Apartments in New York City are expensive enough without additional fees. So searching for no-fee apartments sounds like a good idea. And in some cases, it is. However, you need to understand the details before you decide.

The fee we are discussing is the broker’s fee. When a broker helps you find an apartment, you owe them a fee. There are exceptions, though. For example, the landlord/building owner sometimes pays the broker’s fees. In that case, you would not be responsible for it.

But will you save money on a no-fee unit? Perhaps.

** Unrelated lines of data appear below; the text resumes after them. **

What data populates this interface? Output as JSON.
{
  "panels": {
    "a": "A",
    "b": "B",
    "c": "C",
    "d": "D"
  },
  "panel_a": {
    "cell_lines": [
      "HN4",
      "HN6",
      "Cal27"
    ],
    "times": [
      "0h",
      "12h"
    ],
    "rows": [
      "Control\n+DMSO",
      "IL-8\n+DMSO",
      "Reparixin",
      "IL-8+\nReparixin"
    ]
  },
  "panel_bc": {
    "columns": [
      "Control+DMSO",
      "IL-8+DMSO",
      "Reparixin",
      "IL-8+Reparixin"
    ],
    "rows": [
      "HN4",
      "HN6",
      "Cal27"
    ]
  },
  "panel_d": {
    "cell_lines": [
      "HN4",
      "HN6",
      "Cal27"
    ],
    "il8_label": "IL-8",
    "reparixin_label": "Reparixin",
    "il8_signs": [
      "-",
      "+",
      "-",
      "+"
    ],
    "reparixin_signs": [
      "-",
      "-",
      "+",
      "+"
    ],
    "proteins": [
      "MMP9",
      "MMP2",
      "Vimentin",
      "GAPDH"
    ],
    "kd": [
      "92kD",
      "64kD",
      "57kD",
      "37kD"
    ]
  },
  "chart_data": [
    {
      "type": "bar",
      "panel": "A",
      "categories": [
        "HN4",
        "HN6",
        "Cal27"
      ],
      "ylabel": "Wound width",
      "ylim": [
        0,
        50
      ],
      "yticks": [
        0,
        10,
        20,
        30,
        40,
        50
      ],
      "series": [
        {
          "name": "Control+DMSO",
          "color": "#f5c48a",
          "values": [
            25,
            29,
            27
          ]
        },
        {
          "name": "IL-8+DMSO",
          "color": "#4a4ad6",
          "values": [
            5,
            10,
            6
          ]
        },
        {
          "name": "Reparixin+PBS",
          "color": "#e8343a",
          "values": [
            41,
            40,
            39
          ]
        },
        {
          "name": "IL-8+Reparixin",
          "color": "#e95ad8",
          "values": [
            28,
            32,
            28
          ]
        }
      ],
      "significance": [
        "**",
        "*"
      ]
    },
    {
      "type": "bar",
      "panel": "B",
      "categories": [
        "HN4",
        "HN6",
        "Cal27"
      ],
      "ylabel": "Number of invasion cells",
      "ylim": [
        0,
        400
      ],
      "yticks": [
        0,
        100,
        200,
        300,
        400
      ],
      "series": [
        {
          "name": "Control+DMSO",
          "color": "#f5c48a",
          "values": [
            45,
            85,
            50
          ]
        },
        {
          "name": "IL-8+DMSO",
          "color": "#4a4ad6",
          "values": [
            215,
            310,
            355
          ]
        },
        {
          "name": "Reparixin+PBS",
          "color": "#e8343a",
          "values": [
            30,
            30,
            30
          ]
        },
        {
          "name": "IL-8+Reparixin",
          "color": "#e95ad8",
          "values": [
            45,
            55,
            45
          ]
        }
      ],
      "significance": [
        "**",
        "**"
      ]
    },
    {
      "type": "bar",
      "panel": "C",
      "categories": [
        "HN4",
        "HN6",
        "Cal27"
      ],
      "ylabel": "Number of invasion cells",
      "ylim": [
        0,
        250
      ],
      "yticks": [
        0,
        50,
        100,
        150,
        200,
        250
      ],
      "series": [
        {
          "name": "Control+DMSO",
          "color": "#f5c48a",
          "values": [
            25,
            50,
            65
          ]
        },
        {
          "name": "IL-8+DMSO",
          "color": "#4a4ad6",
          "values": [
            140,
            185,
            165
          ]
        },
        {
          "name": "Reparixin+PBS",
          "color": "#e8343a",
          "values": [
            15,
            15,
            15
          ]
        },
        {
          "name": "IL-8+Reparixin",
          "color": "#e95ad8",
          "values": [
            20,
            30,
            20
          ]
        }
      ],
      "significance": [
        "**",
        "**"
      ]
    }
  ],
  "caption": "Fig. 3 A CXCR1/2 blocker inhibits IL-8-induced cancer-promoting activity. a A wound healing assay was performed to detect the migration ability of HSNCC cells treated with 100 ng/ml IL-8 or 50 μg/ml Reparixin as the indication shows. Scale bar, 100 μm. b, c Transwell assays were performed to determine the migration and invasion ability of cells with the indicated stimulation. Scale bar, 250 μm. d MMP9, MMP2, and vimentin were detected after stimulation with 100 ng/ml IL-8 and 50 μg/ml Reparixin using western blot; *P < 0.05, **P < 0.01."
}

There are several points to consider:

  • The broker’s fee is typically between eight and 15 percent of the year-long lease. At eight percent, you pay about a month’s rent for the broker’s fee. If you are already struggling to pay rent, paying out the equivalent of an extra month may not be possible right now.
  • Sometimes, even modest apartments billed as no-fee have a higher rent than similar apartments with a broker’s fee. It is important to calculate which situation is more cost-effective for you.
  • Is the no-fee apartment in a new or semi-luxury complex? If so, you will most likely end up paying a higher rent for amenities such as a doorman, common lounges, rooftop decks, a fitness center or an in-unit washer/dryer. Are these extra perks worth it or would you be just as happy in an apartment without them?
  • Is hunting for a no-fee apartment prolonging your apartment search? You may be paying a rent you cannot afford in your current apartment. In this case, paying an eight percent broker’s fee for a lower-rent unit may be the better choice. It depends on how long your search takes you.

Only you can decide whether paying the broker’s fee will save you money over the long term. If possible, it may be a good idea to make the choice before your search begins.